Service plans are very effective in keeping assets in top shape but can be expensive. They are often reserved for the most important assets in the lab. Few labs can afford to buy service plans for all of the assets. Service plans often have different agreement levels that help to optimize the delivery of service versus the cost. Service plans are an effective way to grow long-term relationships with the instrument vendors.
Service at need
Another approach is to develop business relationships with vendors and third-party providers of instrument services so that service can be obtained at the time of need. Knowing who to call and having knowledgeable service providers available can greatly speed up the process of getting broken instruments back online.
The third option is to repair the instruments internally. When developing this approach, it is important to obtain sufficient training for lab staff and access to parts so that they can efficiently carry out the service themselves.

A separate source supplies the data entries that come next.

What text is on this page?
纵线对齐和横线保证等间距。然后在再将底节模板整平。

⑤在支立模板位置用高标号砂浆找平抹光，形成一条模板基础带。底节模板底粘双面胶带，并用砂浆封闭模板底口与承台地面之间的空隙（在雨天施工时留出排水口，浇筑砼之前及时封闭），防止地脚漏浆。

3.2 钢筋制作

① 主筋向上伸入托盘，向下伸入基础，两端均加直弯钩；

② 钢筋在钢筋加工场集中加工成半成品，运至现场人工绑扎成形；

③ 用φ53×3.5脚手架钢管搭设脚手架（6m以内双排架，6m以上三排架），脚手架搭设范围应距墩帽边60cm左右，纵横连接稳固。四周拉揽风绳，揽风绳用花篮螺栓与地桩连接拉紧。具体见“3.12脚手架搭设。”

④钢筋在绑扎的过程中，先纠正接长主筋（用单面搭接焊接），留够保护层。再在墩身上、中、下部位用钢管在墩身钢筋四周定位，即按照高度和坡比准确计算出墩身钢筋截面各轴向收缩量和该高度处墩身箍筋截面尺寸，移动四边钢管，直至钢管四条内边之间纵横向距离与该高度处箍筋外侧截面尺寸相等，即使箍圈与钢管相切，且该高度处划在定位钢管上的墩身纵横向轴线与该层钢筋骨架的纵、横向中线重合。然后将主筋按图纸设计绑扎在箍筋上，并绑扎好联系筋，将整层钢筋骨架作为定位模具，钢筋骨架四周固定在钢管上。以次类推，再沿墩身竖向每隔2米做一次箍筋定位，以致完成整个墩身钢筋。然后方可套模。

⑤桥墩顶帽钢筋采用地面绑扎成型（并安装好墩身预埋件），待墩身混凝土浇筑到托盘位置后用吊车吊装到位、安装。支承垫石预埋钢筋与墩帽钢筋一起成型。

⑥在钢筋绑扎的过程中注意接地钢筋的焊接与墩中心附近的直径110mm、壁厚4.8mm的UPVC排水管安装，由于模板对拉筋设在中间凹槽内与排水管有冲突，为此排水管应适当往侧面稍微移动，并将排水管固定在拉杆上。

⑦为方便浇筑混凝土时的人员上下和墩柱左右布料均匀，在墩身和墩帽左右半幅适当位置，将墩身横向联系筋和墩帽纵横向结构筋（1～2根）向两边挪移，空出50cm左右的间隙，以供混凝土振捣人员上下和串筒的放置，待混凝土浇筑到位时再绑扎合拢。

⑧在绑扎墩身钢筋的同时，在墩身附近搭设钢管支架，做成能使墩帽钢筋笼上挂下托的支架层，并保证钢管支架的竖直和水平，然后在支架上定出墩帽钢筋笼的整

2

One way to increase the uptime of lab assets is to ensure that preventive maintenance is completed in a timely fashion. Some new equipment has intelligence built-in that predicts when maintenance is needed and provides warnings for needed preventive maintenance. This maintenance can be provided by vendors, external service providers, or by internal lab staff. It is important to have a schedule of needed maintenance items and ensure that it is checked and followed. In many labs, the preventive maintenance plan is part of a larger quality assurance or metrology program aimed at helping the lab produce high quality data. These maintenance plans work best when owned by someone in the lab and familiar with the assets to be maintained.
An alternative to owning and maintaining every lab asset required is to outsource. It is possible to find nearly every activity required by the lab in outsourcing partners. One of the key benefits of outsourcing is paying only for what the lab needs. For knowledge, expertise, and assets not used every day, paying an outsourced partner lab to conduct that work on your behalf can be cost- and time-effective. In addition, outsourcing can help the lab not pay for people and assets that, while important, might sit idle regularly.
Lab managers can save time for themselves and their staff by consistently implementing these asset management processes. Making better decisions around asset management will increase the performance of the lab and save money that can be invested towards their true needs.